At this moment, while Tim still lay inert in his chair, there came a hurried step on the stair, and Mrs Mallard, who had been sitting below, waddled into the room.
‘I heard such a noise overhead,’ she said, ‘as if you were moving all the furniture instead of telling Tim about Eton. Why, what’s the matter with him?’
‘Teleo-kinesis,’ muttered Mr Mallard. ‘My kneehole table has been behaving like a three-year-old.’
Mrs Mallard had the same wholesale dislike of occult phenomena as her husband.
‘Oh, how tiresome!’ she said. ‘But, thank goodness, the table has gone back. So upsetting for a housemaid to find all the furniture moved about. Dr Farmer told me that we mustn’t be surprised if something of the sort happened. He is a very naughty boy. He – ’
Her voice froze in her throat, and she pointed a trembling finger at her only son. Mr Mallard followed its faltering direction.
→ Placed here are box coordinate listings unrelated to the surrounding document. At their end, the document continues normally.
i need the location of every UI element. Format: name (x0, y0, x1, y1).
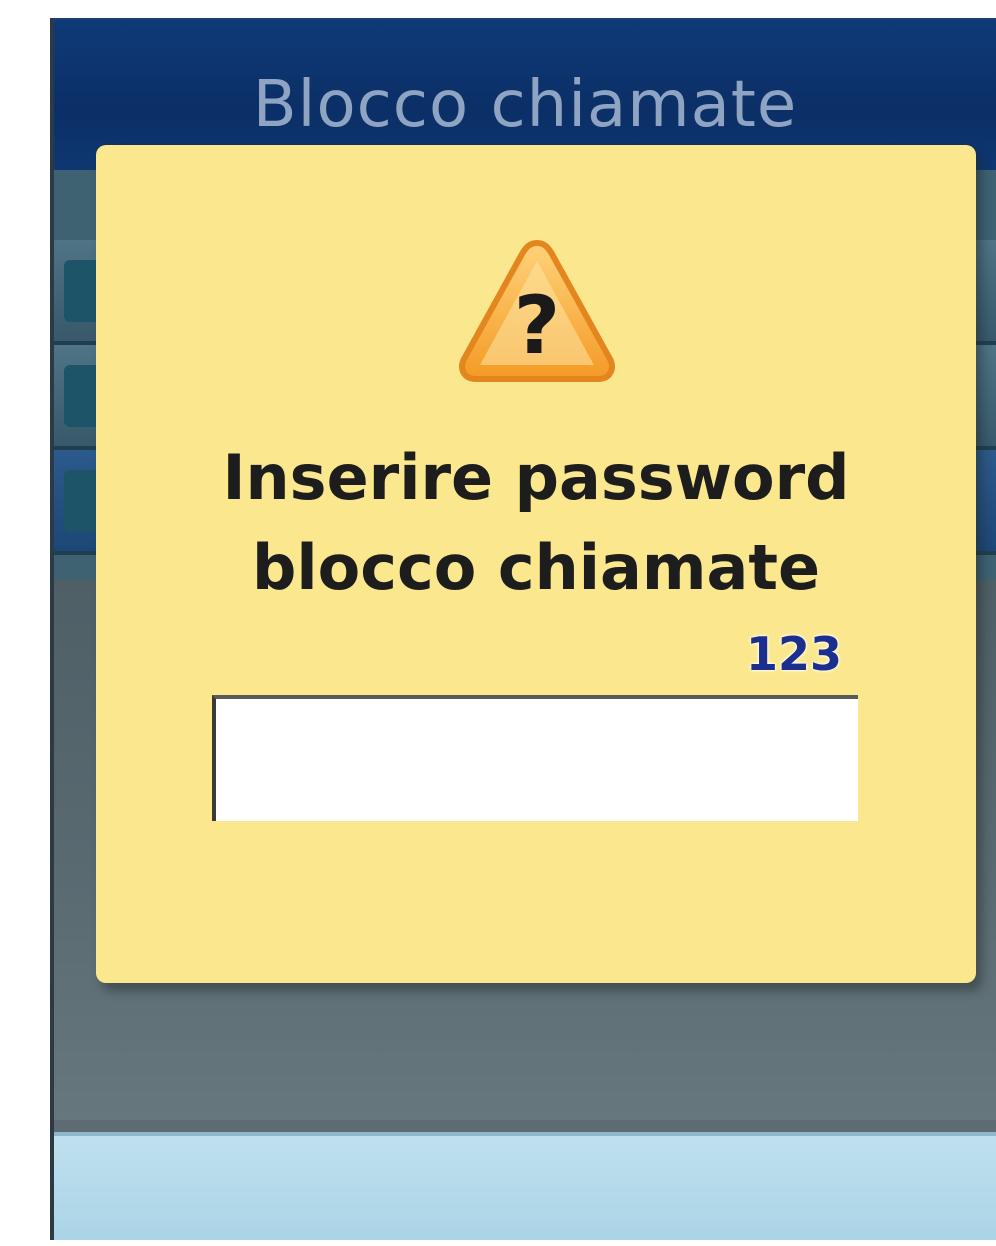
prompt-line-1: Inserire password (222, 441, 850, 514)
warning-question-icon: ? (459, 239, 615, 382)
password-input[interactable] (212, 695, 858, 821)
screen-title: Blocco chiamate (252, 68, 798, 142)
prompt-line-2: blocco chiamate (251, 531, 821, 604)
soft-key-bar[interactable] (54, 1132, 996, 1240)
password-prompt: Inserire password blocco chiamate (96, 433, 976, 613)
svg-text:?: ? (514, 279, 560, 372)
input-mode-indicator: 123 (745, 627, 842, 681)
password-dialog: ? Inserire password blocco chiamate 123 (96, 145, 976, 983)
Tim was lying with closed eyes and crossed legs in his father’s large armchair, and now began to rise out of it, not on to his feet, but into the air. It was as if some unseen armchair still supported him, for he rose in precisely the same position as that in which he had been lolling when he went into a trance, like a balloon gently leaving the ground. He was apparently without weight, for the draught from the door, which Mrs Mallard had left wide, gently wafted him towards the open window, and, to his parents’ horror, he floated out of it and lay suspended thirty feet above the pavement of the High Street. Then some opposing current took possession of him, and after he had bumped once or twice against the panes of the second window, Mr Mallard had the good sense to open it, and Tim floated in again. He circled round the room as if in a slow eddy, and then came to rest on the top of the knee-hole table.